Obviously this is a lot of ground to cover over the course of a feature film, and this one manages to touch most of the bases even if you're left wanting to know more about the audience for these films and what happened to them now. (Weirdly, even many of the big studio entries like Jade, Thief of Hearts, Whispers in the Dark, and Sliver are treated like throwaway garbage now with only their R-rated versions available on Blu-ray and streaming.) There's a wide variety of participants here including Fatal Attraction screenwriter James Dearden, regular Zalman King composer George S. Clinton, actors like Monique Parent, and writers like Linda Ruth Williams and Abbey Bender. Some of this is quite funny as well, including a great gag involving Stevens tucked away in the end credits.

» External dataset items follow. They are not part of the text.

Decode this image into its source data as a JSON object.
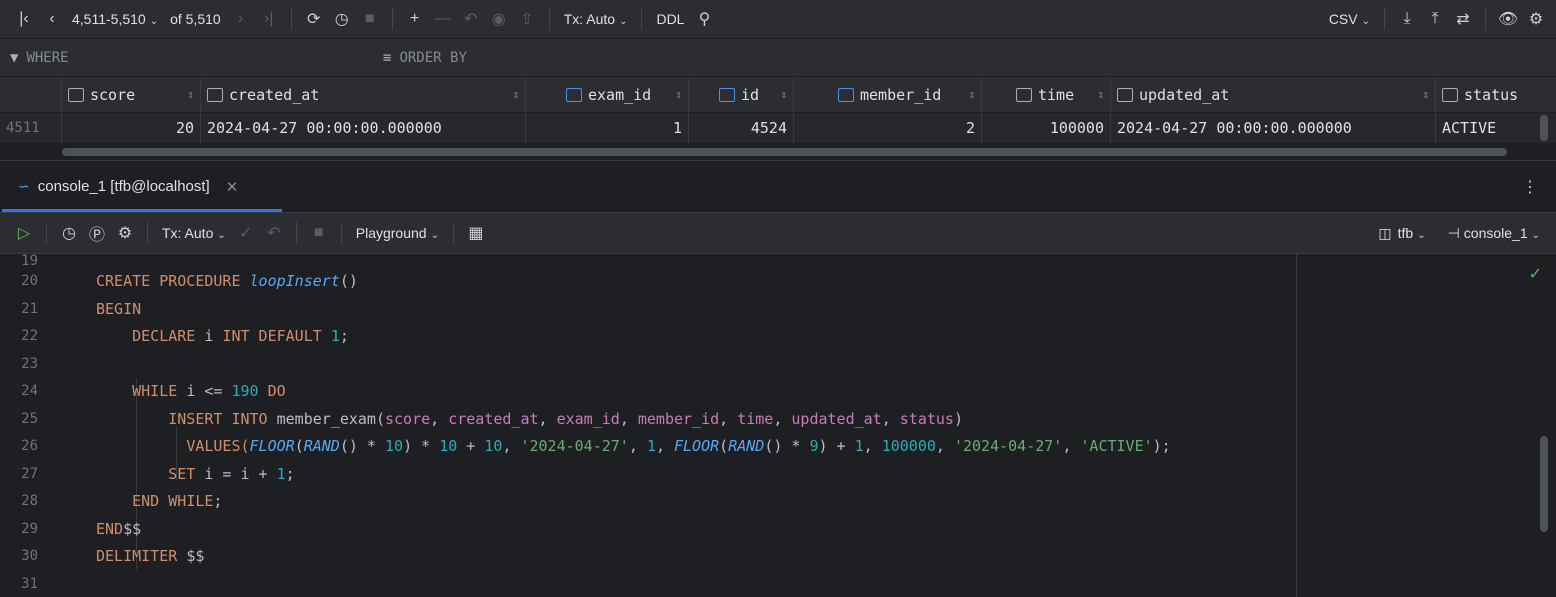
{
  "grid_toolbar": {
    "page_range": "4,511-5,510",
    "page_total": "of 5,510",
    "tx_mode": "Tx: Auto",
    "ddl_label": "DDL",
    "export_format": "CSV"
  },
  "filter": {
    "where_label": "WHERE",
    "order_label": "ORDER BY"
  },
  "grid": {
    "columns": [
      "score",
      "created_at",
      "exam_id",
      "id",
      "member_id",
      "time",
      "updated_at",
      "status"
    ],
    "row_number": "4511",
    "row": [
      "20",
      "2024-04-27 00:00:00.000000",
      "1",
      "4524",
      "2",
      "100000",
      "2024-04-27 00:00:00.000000",
      "ACTIVE"
    ]
  },
  "console_tab": {
    "title": "console_1 [tfb@localhost]"
  },
  "editor_toolbar": {
    "tx_mode": "Tx: Auto",
    "playground_label": "Playground",
    "schema_label": "tfb",
    "session_label": "console_1"
  },
  "editor": {
    "line_numbers": [
      "19",
      "20",
      "21",
      "22",
      "23",
      "24",
      "25",
      "26",
      "27",
      "28",
      "29",
      "30",
      "31"
    ],
    "code": {
      "l20_kw": "CREATE PROCEDURE ",
      "l20_fn": "loopInsert",
      "l20_rest": "()",
      "l21": "BEGIN",
      "l22_kw": "DECLARE ",
      "l22_id": "i ",
      "l22_kw2": "INT DEFAULT ",
      "l22_num": "1",
      "l22_end": ";",
      "l24_kw": "WHILE ",
      "l24_mid": "i <= ",
      "l24_num": "190",
      "l24_kw2": " DO",
      "l25_kw": "INSERT INTO ",
      "l25_tbl": "member_exam(",
      "l25_cols": [
        "score",
        "created_at",
        "exam_id",
        "member_id",
        "time",
        "updated_at",
        "status"
      ],
      "l26_kw": "VALUES(",
      "l26_floor": "FLOOR",
      "l26_rand": "RAND",
      "l26_num10": "10",
      "l26_date": "'2024-04-27'",
      "l26_one": "1",
      "l26_nine": "9",
      "l26_time": "100000",
      "l26_status": "'ACTIVE'",
      "l27_kw": "SET ",
      "l27_rest": "i = i + ",
      "l27_num": "1",
      "l28_kw": "END WHILE",
      "l29_kw": "END",
      "l29_rest": "$$",
      "l30_kw": "DELIMITER ",
      "l30_rest": "$$"
    }
  }
}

The 2023 Blu-ray release of this film from Yellow Veil is likely the first way viewers will be able to encounter this one outside of a festival, and it looks as excellent as you'd expect for a recent digital production. Obviously the barrage of clips varies depending on the source (many existing only on VHS-era masters), but that's nicely handled with some placed inside TV monitors or put into fun multi-screen comparisons of recurring visual tropes. Audio options include DTS-HD MA 2.0 stereo with optional English subtitles, a superfluous 2.0 Dolby Digital track, and an unusual audio commentary separated into separate sections with director Anthony Penta, Travis Woods, Samm Deighan, and Douglas Keesey; they each tackle a different aspect of the topic from the genesis of the project to the film noir influence to gender politics to key players. Obviously it isn't scene specific at all but makes for a fun and logical way to fill the lengthy running time. For some reason the feature itself is split into two parts with a note at the beginning that the length determined this (so the running times show up as 76 mins. 59 secs. and 86 mins. 26 secs.); it's an odd authoring choice but at least they give you a heads up. Also included are six segments of deleted scenes and bonus interviews, which are presented in a final edited form and are at least as substantive as anything in the main feature with topics including the execution of the love scenes, the demographics of the audience, and the viewing habits that started to kick in once these were being churned out at a rate of multiple titles per week. The package also comes with an essay by Justin LaLiberty serving as a handy primer to the erotic thriller and its importance to the home video market.